A união matrimonial e os mandatos culturais para a família
- Pablício Joaquim
- 27 de mai.
- 3 min de leitura

Quando falamos sobre o casamento, é necessário ter em mente que tal relação, segundo as Escrituras, deve obedecer a alguns critérios divinos. No livro de Gênesis encontramos o seguinte: “Portanto deixará o homem o seu pai e a sua mãe e apegar-se-á à sua mulher, e serão ambos uma carne. (Gênesis 2.24)”. O que percebemos no texto são três critérios:
1. O casamento é monogâmico. Na ordem dada por Deus, o homem deve apegar-se (unir-se) à sua única mulher. Apesar de muitos argumentarem que isso se deu por só existir uma mulher, vemos, no decorrer do texto bíblico, que Deus desaprova a poligamia (veja Lv 18.18). Além disso, a prática da poligamia surge na humanidade, segundo as Escrituras, no momento em que o pecado começa a aumentar na terra por meio dos descendentes de Caim. Dentre os principais, destaca-se Lameque, que tomou para si duas esposas (Gn 4.19).
2. O casamento é heterossexual. Segundo as Escrituras, o homem deve se juntar à sua mulher, macho e fêmea. Quaisquer práticas que fujam disso são abominação para o Senhor (Lv 18.22; Rm 1.26,27). O próprio desejo de se ligar fisicamente a alguém que não seja do sexo oposto é uma desobediência aos mandatos divinos para o casamento (Gn 1.28); ou seja, uma relação que não é heterossexual não consegue cumprir o propósito divino para o casamento.
3. O casamento é indissolúvel. O texto de Gn 2.24 diz que homem e mulher se tornarão uma só carne, onde, agora, um pertence ao outro. Tal união é tão importante para Deus que, segundo as Escrituras, o homem que ama a sua esposa ama a si mesmo (Ef 5.28,29). Ademais, nosso Deus usa a própria união matrimonial para falar sobre nosso vínculo com Cristo (Ef 5.25,30).
Os mandatos matrimoniais
Muitas vezes deixamos passar despercebida a missão que o primeiro casal tinha na terra desde o princípio. Deus não criou o homem para que ficasse correndo pelo jardim e brincando com os animais como uma espécie de Tarzan.
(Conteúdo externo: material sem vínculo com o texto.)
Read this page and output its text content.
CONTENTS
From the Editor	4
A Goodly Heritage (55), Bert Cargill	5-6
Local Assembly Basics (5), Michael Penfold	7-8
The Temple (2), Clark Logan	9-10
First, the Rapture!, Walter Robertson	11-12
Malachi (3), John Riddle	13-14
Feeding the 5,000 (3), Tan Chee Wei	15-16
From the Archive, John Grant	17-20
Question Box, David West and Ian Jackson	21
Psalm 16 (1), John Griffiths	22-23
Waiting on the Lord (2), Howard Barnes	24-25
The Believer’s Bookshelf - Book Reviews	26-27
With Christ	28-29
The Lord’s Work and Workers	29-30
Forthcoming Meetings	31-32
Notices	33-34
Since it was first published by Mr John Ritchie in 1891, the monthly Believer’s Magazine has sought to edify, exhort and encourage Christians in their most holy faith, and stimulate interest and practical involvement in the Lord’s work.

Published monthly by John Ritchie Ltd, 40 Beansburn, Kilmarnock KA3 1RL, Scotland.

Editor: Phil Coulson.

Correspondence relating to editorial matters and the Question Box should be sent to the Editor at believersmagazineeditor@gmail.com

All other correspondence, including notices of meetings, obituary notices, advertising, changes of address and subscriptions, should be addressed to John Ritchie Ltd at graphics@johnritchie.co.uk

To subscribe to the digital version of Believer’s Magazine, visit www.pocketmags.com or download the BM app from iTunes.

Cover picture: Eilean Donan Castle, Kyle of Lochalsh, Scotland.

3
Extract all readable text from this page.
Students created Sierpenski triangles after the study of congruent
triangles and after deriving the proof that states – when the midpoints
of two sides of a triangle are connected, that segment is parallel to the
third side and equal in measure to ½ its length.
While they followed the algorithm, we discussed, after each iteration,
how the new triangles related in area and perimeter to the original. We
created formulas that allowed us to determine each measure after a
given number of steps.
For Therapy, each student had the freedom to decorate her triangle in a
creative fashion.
Deus deu ordens claras e trabalhos a serem feitos. O contexto da criação da mulher vem num momento em que o homem está trabalhando (Gn 2.20), dando nome aos animais, ou seja, desenvolvendo-se cultural e intelectualmente. Ambos eram como jardineiros da criação, cuidando dos vegetais (Gn 1.29) e dos animais (Gn 1.28); e, mesmo após a queda, o homem continua a obedecer a Deus, lavrando a terra (Gn 3.17 - 19).
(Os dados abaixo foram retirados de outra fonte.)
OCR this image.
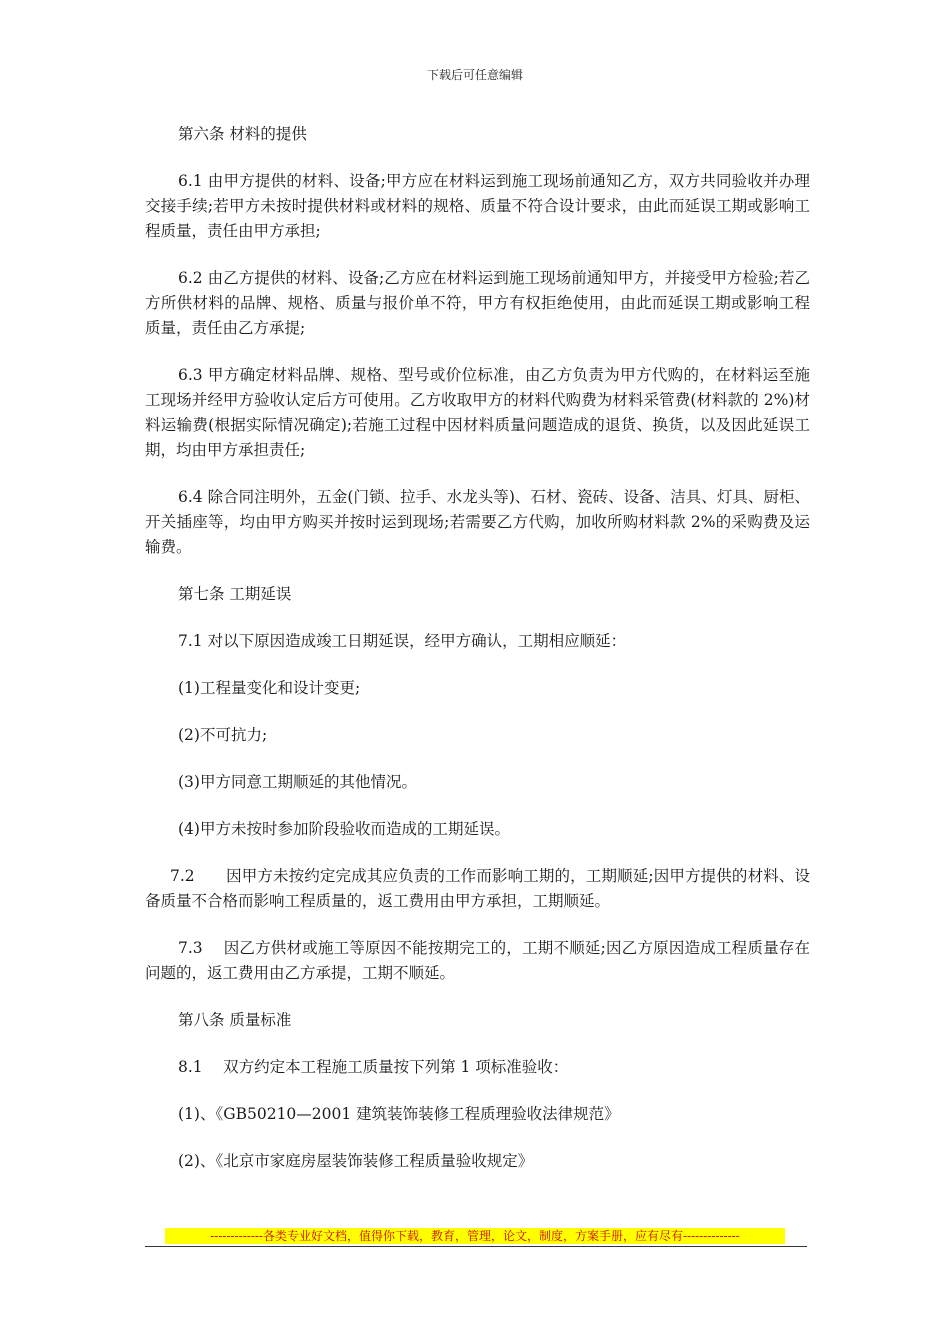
下载后可任意编辑

第六条 材料的提供

6.1 由甲方提供的材料、设备;甲方应在材料运到施工现场前通知乙方，双方共同验收并办理交接手续;若甲方未按时提供材料或材料的规格、质量不符合设计要求，由此而延误工期或影响工程质量，责任由甲方承担;

6.2 由乙方提供的材料、设备;乙方应在材料运到施工现场前通知甲方，并接受甲方检验;若乙方所供材料的品牌、规格、质量与报价单不符，甲方有权拒绝使用，由此而延误工期或影响工程质量，责任由乙方承提;

6.3 甲方确定材料品牌、规格、型号或价位标准，由乙方负责为甲方代购的，在材料运至施工现场并经甲方验收认定后方可使用。乙方收取甲方的材料代购费为材料采管费(材料款的 2%)材料运输费(根据实际情况确定);若施工过程中因材料质量问题造成的退货、换货，以及因此延误工期，均由甲方承担责任;

6.4 除合同注明外，五金(门锁、拉手、水龙头等)、石材、瓷砖、设备、洁具、灯具、厨柜、开关插座等，均由甲方购买并按时运到现场;若需要乙方代购，加收所购材料款 2%的采购费及运输费。

第七条 工期延误

7.1 对以下原因造成竣工日期延误，经甲方确认，工期相应顺延：

(1)工程量变化和设计变更;

(2)不可抗力;

(3)甲方同意工期顺延的其他情况。

(4)甲方未按时参加阶段验收而造成的工期延误。

7.2　　因甲方未按约定完成其应负责的工作而影响工期的，工期顺延;因甲方提供的材料、设备质量不合格而影响工程质量的，返工费用由甲方承担，工期顺延。

7.3　 因乙方供材或施工等原因不能按期完工的，工期不顺延;因乙方原因造成工程质量存在问题的，返工费用由乙方承提，工期不顺延。

第八条 质量标准

8.1　 双方约定本工程施工质量按下列第 1 项标准验收：

(1)、《GB50210—2001 建筑装饰装修工程质理验收法律规范》

(2)、《北京市家庭房屋装饰装修工程质量验收规定》

-------------各类专业好文档，值得你下载，教育，管理，论文，制度，方案手册，应有尽有--------------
A mulher não tem um papel secundário no cumprimento desse trabalho. Em Provérbios 31, encontramos características da mulher virtuosa: ela é capaz de transformar a matéria-prima, fruto do trabalho masculino, em algo elevado e útil. É, portanto, um papel criativo que, em sua essência, reflete a imagem de Deus. Além disso, homem e mulher, povoando a terra, exercem sobre ela um desenvolvimento cultural, criativo e preventivo, fazendo com que a criação se mantenha em ordem.
Conclusão
É verdade que o pecado trouxe consequências terríveis: homem e mulher são cada vez mais estimulados a viver contrariamente ao uso natural de seus corpos e contrariamente aos propósitos divinos. O domínio/governo da terra foi trocado por exploração desenfreada. O amor que deveria existir entre homem e mulher foi trocado por rivalidade, abusos e violência. O que se vê é uma perda de propósitos à medida que o homem se afasta de Deus. Os crentes em Cristo devem, como sal e luz, buscar a restauração plena daquilo que se perdeu, a conservação da estrutura familiar e o compromisso com o cuidado de cada uma das coisas que o Senhor nos deu.